The Macpherson inquiry has produced a heap of politically correct recommendations, some so simplistic in their approach to race relations that they would make the Rev Jesse Jackson blink. The only glimmer of hope is that the Government appears to have enough common sense to ignore most of the proposals published in the report.

The Sunday Times

NO ONE - not Sir William, not the Lawrences, not the Home Secretary, not even the most extreme black groups - is saying that every policeman is a racist. But the facts of the matter are clear and stark: the police as a whole failed the Lawrences.
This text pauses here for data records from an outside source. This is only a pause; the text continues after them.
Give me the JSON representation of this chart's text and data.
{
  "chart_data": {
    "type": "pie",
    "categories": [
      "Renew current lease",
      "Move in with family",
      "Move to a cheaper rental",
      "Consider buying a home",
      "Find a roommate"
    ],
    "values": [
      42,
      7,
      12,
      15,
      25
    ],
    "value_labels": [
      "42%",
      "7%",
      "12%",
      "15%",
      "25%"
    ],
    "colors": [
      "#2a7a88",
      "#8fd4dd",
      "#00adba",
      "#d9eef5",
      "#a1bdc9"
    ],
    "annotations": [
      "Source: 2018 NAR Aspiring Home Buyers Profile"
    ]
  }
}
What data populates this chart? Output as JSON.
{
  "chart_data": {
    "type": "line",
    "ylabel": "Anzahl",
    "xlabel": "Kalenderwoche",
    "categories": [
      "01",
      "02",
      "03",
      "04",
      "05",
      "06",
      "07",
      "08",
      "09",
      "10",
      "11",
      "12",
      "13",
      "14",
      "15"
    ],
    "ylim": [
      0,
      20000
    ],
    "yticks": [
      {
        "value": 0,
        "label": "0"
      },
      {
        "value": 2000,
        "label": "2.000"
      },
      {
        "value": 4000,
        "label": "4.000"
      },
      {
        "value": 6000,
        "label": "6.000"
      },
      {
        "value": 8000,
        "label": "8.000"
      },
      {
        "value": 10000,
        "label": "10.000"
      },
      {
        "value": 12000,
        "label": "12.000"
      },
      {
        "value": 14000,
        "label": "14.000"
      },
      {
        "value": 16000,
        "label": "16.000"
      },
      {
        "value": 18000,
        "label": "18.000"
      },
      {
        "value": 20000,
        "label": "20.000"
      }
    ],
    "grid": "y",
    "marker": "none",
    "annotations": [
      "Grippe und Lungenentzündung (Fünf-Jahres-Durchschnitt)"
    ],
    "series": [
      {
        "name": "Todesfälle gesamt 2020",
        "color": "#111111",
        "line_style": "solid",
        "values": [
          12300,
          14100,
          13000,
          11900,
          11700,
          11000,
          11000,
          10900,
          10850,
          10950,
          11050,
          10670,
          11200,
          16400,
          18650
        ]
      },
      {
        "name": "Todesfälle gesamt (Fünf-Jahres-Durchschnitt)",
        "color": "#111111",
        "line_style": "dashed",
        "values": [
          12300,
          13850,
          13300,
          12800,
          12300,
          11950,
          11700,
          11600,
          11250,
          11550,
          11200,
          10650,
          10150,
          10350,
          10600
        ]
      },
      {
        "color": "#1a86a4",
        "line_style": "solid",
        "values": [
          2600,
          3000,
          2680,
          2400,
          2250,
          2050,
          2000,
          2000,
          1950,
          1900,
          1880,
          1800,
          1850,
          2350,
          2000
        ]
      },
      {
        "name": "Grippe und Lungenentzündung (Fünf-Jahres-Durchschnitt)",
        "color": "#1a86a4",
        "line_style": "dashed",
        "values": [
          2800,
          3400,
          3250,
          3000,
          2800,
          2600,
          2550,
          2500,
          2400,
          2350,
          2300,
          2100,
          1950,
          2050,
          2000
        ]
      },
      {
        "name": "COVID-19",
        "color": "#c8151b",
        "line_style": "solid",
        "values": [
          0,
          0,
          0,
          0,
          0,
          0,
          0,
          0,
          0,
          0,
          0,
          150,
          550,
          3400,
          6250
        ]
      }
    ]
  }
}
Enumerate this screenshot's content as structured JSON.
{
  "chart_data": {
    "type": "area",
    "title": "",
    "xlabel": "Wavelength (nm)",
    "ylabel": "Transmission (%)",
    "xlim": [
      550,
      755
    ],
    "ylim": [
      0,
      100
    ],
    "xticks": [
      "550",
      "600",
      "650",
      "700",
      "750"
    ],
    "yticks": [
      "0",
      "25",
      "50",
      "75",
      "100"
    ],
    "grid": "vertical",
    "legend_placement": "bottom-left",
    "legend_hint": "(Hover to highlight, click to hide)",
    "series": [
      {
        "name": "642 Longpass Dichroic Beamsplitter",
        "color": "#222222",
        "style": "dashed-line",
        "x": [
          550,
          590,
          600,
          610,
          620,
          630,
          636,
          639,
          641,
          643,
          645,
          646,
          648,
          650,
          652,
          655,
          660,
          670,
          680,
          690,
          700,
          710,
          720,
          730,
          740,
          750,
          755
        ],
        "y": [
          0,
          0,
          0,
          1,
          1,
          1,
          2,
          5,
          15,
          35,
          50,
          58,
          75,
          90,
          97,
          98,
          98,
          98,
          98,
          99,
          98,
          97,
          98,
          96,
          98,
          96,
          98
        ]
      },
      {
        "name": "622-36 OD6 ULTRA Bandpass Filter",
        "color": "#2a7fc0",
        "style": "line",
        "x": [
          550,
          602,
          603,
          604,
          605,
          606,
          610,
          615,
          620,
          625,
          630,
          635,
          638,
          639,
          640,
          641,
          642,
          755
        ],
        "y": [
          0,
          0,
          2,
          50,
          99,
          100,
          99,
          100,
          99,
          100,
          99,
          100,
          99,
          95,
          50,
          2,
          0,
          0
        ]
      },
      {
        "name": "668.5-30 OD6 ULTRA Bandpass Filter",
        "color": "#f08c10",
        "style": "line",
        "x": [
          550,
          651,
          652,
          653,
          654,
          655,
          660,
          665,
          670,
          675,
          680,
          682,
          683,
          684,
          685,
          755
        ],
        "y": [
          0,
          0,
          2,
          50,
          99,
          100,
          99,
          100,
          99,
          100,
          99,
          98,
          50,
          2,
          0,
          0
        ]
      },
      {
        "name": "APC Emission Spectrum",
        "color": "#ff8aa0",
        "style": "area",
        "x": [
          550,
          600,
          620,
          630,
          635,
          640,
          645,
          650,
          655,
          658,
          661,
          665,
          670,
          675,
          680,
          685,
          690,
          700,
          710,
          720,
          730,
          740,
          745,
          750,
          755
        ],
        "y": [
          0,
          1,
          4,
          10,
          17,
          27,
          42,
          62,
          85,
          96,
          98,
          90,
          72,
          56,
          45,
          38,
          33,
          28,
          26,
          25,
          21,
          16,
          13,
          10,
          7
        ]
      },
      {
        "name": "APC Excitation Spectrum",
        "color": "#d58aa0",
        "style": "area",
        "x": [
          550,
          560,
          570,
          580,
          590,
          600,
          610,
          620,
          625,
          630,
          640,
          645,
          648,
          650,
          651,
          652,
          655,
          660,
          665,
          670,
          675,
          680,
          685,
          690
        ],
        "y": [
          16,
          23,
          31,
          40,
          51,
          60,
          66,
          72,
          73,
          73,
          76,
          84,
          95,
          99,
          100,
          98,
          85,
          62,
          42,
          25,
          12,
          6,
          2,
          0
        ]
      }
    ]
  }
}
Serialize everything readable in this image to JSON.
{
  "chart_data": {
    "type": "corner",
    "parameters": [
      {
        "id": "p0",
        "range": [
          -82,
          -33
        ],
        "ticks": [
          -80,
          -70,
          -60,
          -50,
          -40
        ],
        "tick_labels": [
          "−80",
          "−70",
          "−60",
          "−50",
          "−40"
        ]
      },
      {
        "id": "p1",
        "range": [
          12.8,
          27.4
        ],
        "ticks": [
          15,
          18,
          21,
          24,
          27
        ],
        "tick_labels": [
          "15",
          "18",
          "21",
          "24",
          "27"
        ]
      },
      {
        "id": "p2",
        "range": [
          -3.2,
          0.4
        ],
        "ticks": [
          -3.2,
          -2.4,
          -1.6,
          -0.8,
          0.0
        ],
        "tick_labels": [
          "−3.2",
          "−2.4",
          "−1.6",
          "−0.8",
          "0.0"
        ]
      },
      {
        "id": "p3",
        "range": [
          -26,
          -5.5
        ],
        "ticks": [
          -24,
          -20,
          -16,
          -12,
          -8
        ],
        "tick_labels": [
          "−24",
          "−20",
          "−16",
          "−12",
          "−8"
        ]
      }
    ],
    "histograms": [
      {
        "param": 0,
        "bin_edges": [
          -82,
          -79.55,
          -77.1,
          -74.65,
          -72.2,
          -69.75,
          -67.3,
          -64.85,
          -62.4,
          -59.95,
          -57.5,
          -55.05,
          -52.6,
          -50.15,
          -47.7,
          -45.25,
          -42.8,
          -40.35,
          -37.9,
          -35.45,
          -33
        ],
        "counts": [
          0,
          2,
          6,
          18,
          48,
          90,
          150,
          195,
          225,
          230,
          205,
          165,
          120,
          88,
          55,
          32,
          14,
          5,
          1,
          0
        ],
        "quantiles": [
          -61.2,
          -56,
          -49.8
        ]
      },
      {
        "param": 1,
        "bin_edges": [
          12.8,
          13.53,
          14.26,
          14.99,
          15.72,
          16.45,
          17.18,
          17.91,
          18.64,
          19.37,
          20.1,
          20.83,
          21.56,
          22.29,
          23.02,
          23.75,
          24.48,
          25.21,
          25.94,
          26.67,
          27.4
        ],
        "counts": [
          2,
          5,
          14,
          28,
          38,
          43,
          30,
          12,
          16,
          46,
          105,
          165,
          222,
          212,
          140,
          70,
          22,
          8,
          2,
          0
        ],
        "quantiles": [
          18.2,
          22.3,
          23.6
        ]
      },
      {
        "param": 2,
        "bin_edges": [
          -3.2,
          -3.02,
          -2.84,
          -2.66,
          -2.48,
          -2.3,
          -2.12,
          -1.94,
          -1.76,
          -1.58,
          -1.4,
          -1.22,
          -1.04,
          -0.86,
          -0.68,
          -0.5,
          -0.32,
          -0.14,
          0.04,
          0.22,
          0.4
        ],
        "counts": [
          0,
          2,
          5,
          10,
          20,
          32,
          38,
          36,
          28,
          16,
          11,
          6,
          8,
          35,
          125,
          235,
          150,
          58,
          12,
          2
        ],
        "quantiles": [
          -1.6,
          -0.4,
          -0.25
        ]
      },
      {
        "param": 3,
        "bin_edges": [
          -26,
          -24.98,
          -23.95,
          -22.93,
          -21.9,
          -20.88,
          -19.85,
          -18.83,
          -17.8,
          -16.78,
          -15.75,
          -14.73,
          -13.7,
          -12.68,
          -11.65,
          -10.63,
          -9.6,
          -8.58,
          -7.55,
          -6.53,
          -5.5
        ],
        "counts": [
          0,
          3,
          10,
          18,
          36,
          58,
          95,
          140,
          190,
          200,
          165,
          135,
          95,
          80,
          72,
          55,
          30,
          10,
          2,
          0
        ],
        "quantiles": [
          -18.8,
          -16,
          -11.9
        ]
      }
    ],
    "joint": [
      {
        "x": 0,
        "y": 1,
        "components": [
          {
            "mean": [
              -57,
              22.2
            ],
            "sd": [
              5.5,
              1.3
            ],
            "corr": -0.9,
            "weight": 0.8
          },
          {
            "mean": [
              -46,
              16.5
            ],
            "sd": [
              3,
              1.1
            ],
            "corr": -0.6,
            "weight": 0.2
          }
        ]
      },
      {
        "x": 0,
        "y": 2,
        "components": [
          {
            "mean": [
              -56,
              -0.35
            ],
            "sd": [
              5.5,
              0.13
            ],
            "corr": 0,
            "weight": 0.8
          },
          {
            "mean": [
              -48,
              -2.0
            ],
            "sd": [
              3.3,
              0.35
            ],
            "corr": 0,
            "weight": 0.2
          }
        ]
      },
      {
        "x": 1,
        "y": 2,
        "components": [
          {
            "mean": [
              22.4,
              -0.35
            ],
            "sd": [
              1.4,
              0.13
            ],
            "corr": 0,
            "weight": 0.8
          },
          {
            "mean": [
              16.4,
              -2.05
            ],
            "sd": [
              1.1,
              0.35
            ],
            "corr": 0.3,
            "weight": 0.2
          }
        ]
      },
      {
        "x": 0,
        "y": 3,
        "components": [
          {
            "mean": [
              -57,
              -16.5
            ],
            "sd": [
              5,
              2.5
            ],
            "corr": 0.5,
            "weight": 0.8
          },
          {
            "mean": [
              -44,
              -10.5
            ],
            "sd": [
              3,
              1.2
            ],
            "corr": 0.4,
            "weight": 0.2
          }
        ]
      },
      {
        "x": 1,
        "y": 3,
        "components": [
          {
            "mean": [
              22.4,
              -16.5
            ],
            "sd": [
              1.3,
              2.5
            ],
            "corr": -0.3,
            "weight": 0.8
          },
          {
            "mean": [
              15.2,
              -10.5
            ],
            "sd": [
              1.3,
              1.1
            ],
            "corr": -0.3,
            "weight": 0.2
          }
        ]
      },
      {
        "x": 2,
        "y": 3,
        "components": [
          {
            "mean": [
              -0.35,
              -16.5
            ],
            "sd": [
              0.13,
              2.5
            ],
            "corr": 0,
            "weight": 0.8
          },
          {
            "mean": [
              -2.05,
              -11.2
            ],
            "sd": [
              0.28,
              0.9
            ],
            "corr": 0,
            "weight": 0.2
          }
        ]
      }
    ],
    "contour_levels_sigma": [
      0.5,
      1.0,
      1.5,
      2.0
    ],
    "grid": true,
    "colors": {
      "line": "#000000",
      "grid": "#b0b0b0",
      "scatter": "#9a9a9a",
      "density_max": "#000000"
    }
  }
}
Worse still, they failed us all.

The Sunday Express

SOME PEOPLE may feel it is downright offensive to focus at all on whites in the aftermath

of the Lawrence inquiry. I can't see how things will ever improve unless we face the fact that, although life is worst in modern Britain for young blacks, it is pretty hellish for certain cut-off and economically abandoned white tribes too. Their self-pity may be smaller in scale than the grievance of black people, but it is, as it were, similarly shaped. (Andrew Marr)

The Observer

THE GREATEST lesson to come out of all this is that no one will tolerate another Stephen Lawrence case. Mr and Mrs Lawrence have been insulted at every stage. But they were entitled to believe that the man who instigated the judicial inquiry into their son's death was on their side. Jack's sojourn to the South of France is the final straw.

Sunday Mirror

TO TRY to expunge by means of the criminal law the expression of certain unacceptable or revolting ideas would be to attack the very basis of a free society. Unfortunately, this Government has shown signs of being susceptible to national hysteria.